Pileanthus rubrinitidus

Scientific classification
- Kingdom: Plantae
- Clade: Embryophytes
- Clade: Tracheophytes
- Clade: Angiosperms
- Clade: Eudicots
- Clade: Rosids
- Order: Myrtales
- Family: Myrtaceae
- Genus: Pileanthus
- Species: P. rubrinitidus
- Binomial name: Pileanthus rubrinitidus Keighery

= Pileanthus rubrinitidus =

- Genus: Pileanthus
- Species: rubrinitidus
- Authority: Keighery

Species of shrub

Pileanthus rubrinitidus is a flowering plant in the family Myrtaceae and is endemic to the south-west of Western Australia. It is an erect shrub with brownish-red young branches, linear leaves triangular in cross section, and reddish-orange flowers.

==Description==
Pileanthus rubrinitidus is an erect shrub that typically grows to a height of up to 1 m and has brownish-red young branches with prominent oil glands producing a sticky secretion. The leaves are linear, triangular in cross section, 5–13 mm long and less than 1 mm wide. There are large, red, stipule outgrowths at the base of the leaves. The flowers are borne on a thin, yellowish red peduncle 18–22 mm long with a pair of narrowly top-shaped bracteoles 2–3 mm long, the floral cup also top-shaped, 3–5 mm long and 3–4 mm wide. The five sepals are 2–4 mm long and 3–4 mm wide. Each flower is borne on a pedicel 2–4 mm long and the petals are reddish-orange, 7–8 mm long. Flowering occurs from late September to early November.

==Taxonomy==
This species was first formally described in 2022 by Gregory John Keighery who gave it the name Pileanthus rubronitidus in the journal Nuytsia from specimens collected 4 km west-north-west of Yerina Spring in 1979. In 2019, Alex George noted in the Australian Systematic Botany Newsletter, that the specific epithet is derived from the Latin "ruber" meaning 'red and "nitidus" meaning 'shining' and the epithet should therefore be rubrinitus. In 2020, the epithet was corrected to rubrinitus in the journal Nuytsia.

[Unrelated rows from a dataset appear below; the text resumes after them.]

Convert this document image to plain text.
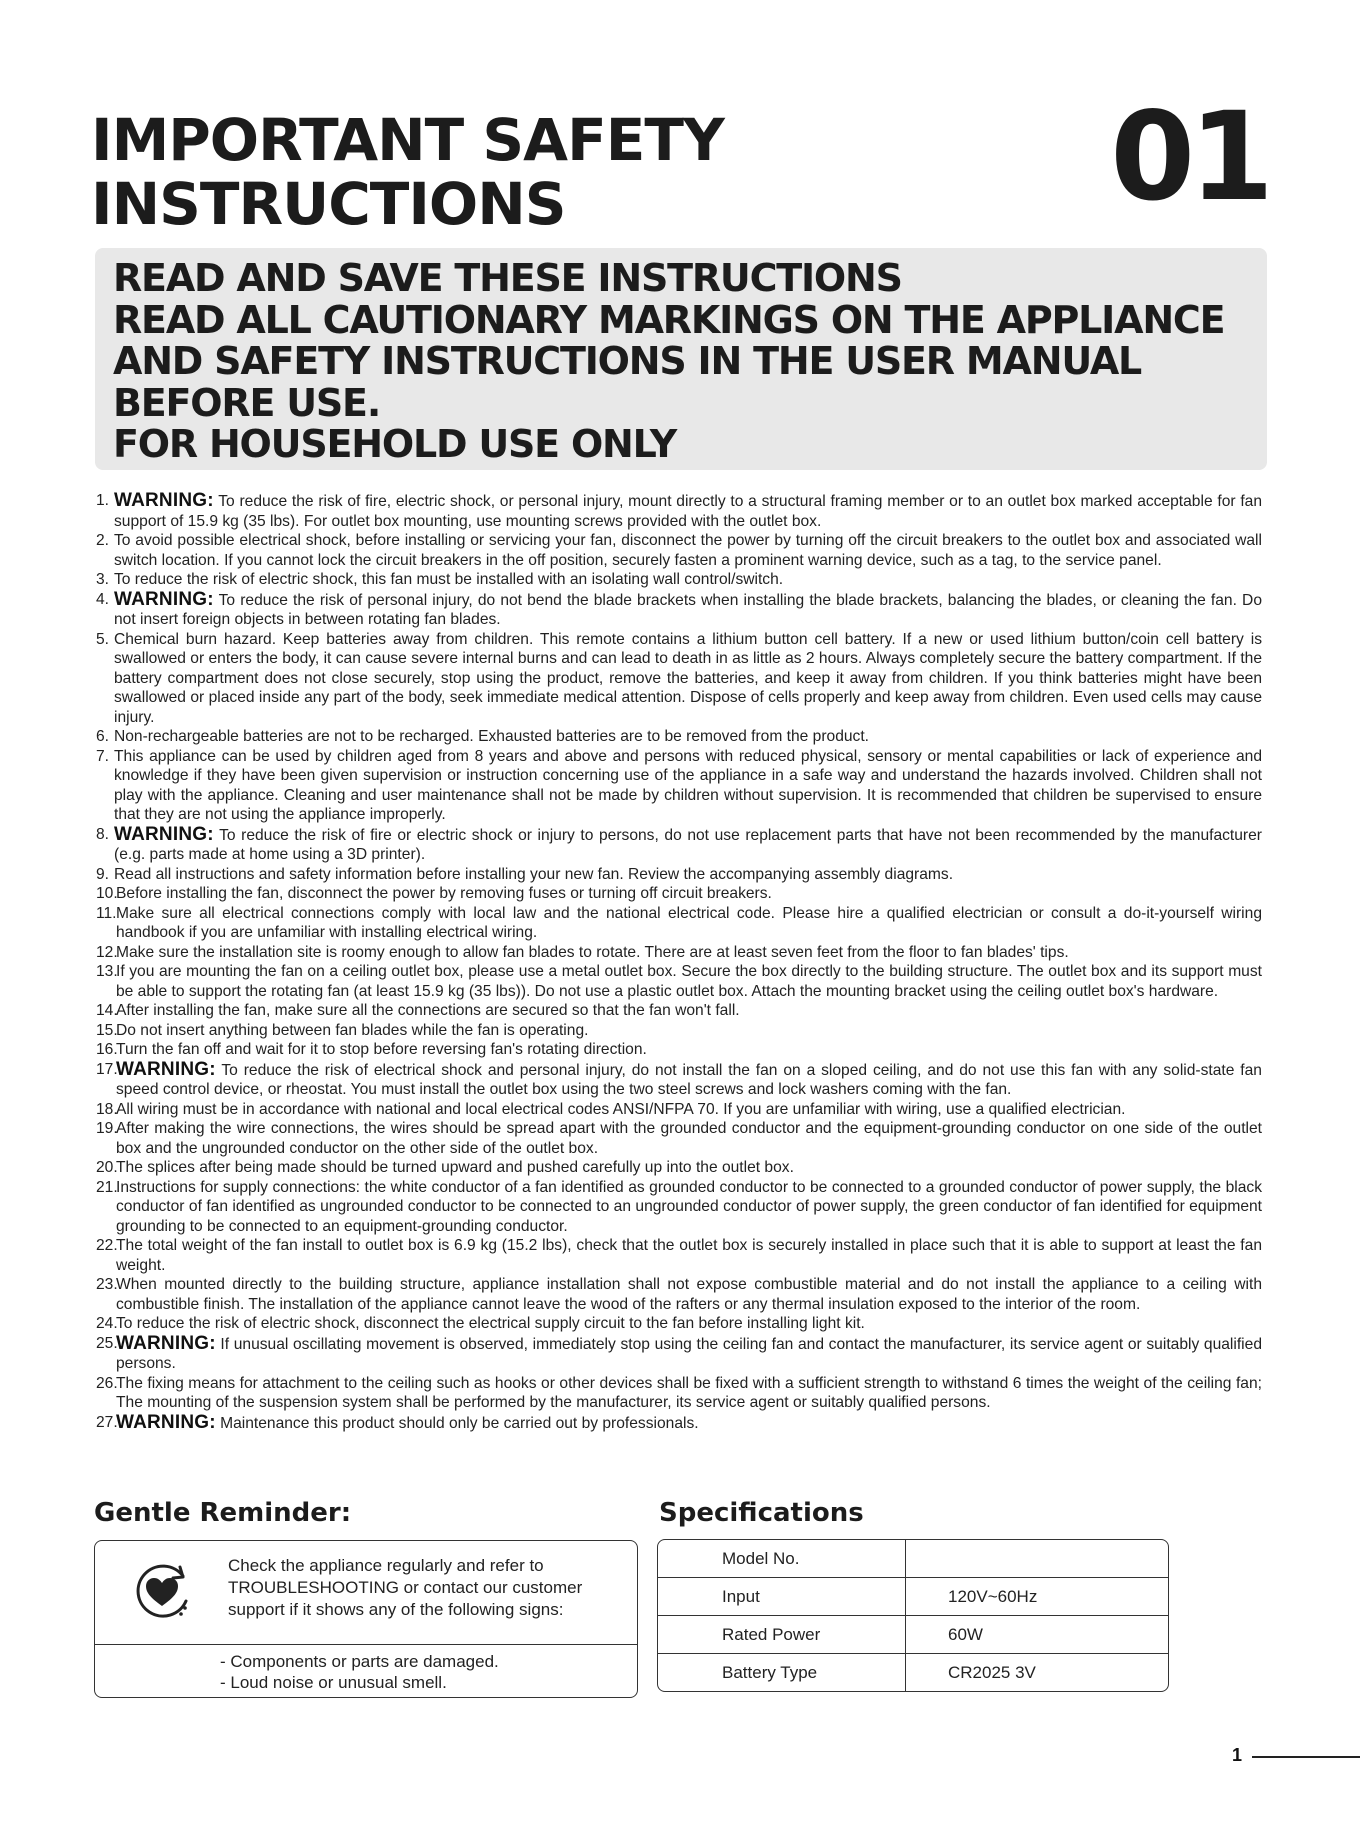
IMPORTANT SAFETY
INSTRUCTIONS	01
READ AND SAVE THESE INSTRUCTIONS
READ ALL CAUTIONARY MARKINGS ON THE APPLIANCE
AND SAFETY INSTRUCTIONS IN THE USER MANUAL
BEFORE USE.
FOR HOUSEHOLD USE ONLY
1. WARNING: To reduce the risk of fire, electric shock, or personal injury, mount directly to a structural framing member or to an outlet box marked acceptable for fan support of 15.9 kg (35 lbs). For outlet box mounting, use mounting screws provided with the outlet box.
2. To avoid possible electrical shock, before installing or servicing your fan, disconnect the power by turning off the circuit breakers to the outlet box and associated wall switch location. If you cannot lock the circuit breakers in the off position, securely fasten a prominent warning device, such as a tag, to the service panel.
3. To reduce the risk of electric shock, this fan must be installed with an isolating wall control/switch.
4. WARNING: To reduce the risk of personal injury, do not bend the blade brackets when installing the blade brackets, balancing the blades, or cleaning the fan. Do not insert foreign objects in between rotating fan blades.
5. Chemical burn hazard. Keep batteries away from children. This remote contains a lithium button cell battery. If a new or used lithium button/coin cell battery is swallowed or enters the body, it can cause severe internal burns and can lead to death in as little as 2 hours. Always completely secure the battery compartment. If the battery compartment does not close securely, stop using the product, remove the batteries, and keep it away from children. If you think batteries might have been swallowed or placed inside any part of the body, seek immediate medical attention. Dispose of cells properly and keep away from children. Even used cells may cause injury.
6. Non-rechargeable batteries are not to be recharged. Exhausted batteries are to be removed from the product.
7. This appliance can be used by children aged from 8 years and above and persons with reduced physical, sensory or mental capabilities or lack of experience and knowledge if they have been given supervision or instruction concerning use of the appliance in a safe way and understand the hazards involved. Children shall not play with the appliance. Cleaning and user maintenance shall not be made by children without supervision. It is recommended that children be supervised to ensure that they are not using the appliance improperly.
8. WARNING: To reduce the risk of fire or electric shock or injury to persons, do not use replacement parts that have not been recommended by the manufacturer (e.g. parts made at home using a 3D printer).
9. Read all instructions and safety information before installing your new fan. Review the accompanying assembly diagrams.
10.
Before installing the fan, disconnect the power by removing fuses or turning off circuit breakers.
11. Make sure all electrical connections comply with local law and the national electrical code. Please hire a qualified electrician or consult a do-it-yourself wiring handbook if you are unfamiliar with installing electrical wiring.
12.
Make sure the installation site is roomy enough to allow fan blades to rotate. There are at least seven feet from the floor to fan blades' tips.
13.
If you are mounting the fan on a ceiling outlet box, please use a metal outlet box. Secure the box directly to the building structure. The outlet box and its support must be able to support the rotating fan (at least 15.9 kg (35 lbs)). Do not use a plastic outlet box. Attach the mounting bracket using the ceiling outlet box's hardware.
14.
After installing the fan, make sure all the connections are secured so that the fan won't fall.
15.
Do not insert anything between fan blades while the fan is operating.
16.
Turn the fan off and wait for it to stop before reversing fan's rotating direction.
17.
WARNING: To reduce the risk of electrical shock and personal injury, do not install the fan on a sloped ceiling, and do not use this fan with any solid-state fan speed control device, or rheostat. You must install the outlet box using the two steel screws and lock washers coming with the fan.
18.
All wiring must be in accordance with national and local electrical codes ANSI/NFPA 70. If you are unfamiliar with wiring, use a qualified electrician.
19.
After making the wire connections, the wires should be spread apart with the grounded conductor and the equipment-grounding conductor on one side of the outlet box and the ungrounded conductor on the other side of the outlet box.
20.
The splices after being made should be turned upward and pushed carefully up into the outlet box.
21.
Instructions for supply connections: the white conductor of a fan identified as grounded conductor to be connected to a grounded conductor of power supply, the black conductor of fan identified as ungrounded conductor to be connected to an ungrounded conductor of power supply, the green conductor of fan identified for equipment grounding to be connected to an equipment-grounding conductor.
22.
The total weight of the fan install to outlet box is 6.9 kg (15.2 lbs), check that the outlet box is securely installed in place such that it is able to support at least the fan weight.
23.
When mounted directly to the building structure, appliance installation shall not expose combustible material and do not install the appliance to a ceiling with combustible finish. The installation of the appliance cannot leave the wood of the rafters or any thermal insulation exposed to the interior of the room.
24.
To reduce the risk of electric shock, disconnect the electrical supply circuit to the fan before installing light kit.
25.
WARNING: If unusual oscillating movement is observed, immediately stop using the ceiling fan and contact the manufacturer, its service agent or suitably qualified persons.
26.
The fixing means for attachment to the ceiling such as hooks or other devices shall be fixed with a sufficient strength to withstand 6 times the weight of the ceiling fan; The mounting of the suspension system shall be performed by the manufacturer, its service agent or suitably qualified persons.
27.
WARNING: Maintenance this product should only be carried out by professionals.
Gentle Reminder:
Check the appliance regularly and refer to TROUBLESHOOTING or contact our customer support if it shows any of the following signs:
- Components or parts are damaged.
- Loud noise or unusual smell.
Specifications
Model No.	
Input	120V~60Hz
Rated Power	60W
Battery Type	CR2025 3V
1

==Distribution and habitat==
Pileanthus rubrinitidus grows in sand in heath or Banksia sceptrum shrubland between Kalbarri and the west of Northampton in the Geraldton Sandplains and Murchison bioregions in the south-west of Western Australia.

==Conservation status==
Pileanthus rubrinitidus is listed as "not threatened" by the Government of Western Australia Department of Biodiversity, Conservation and Attractions.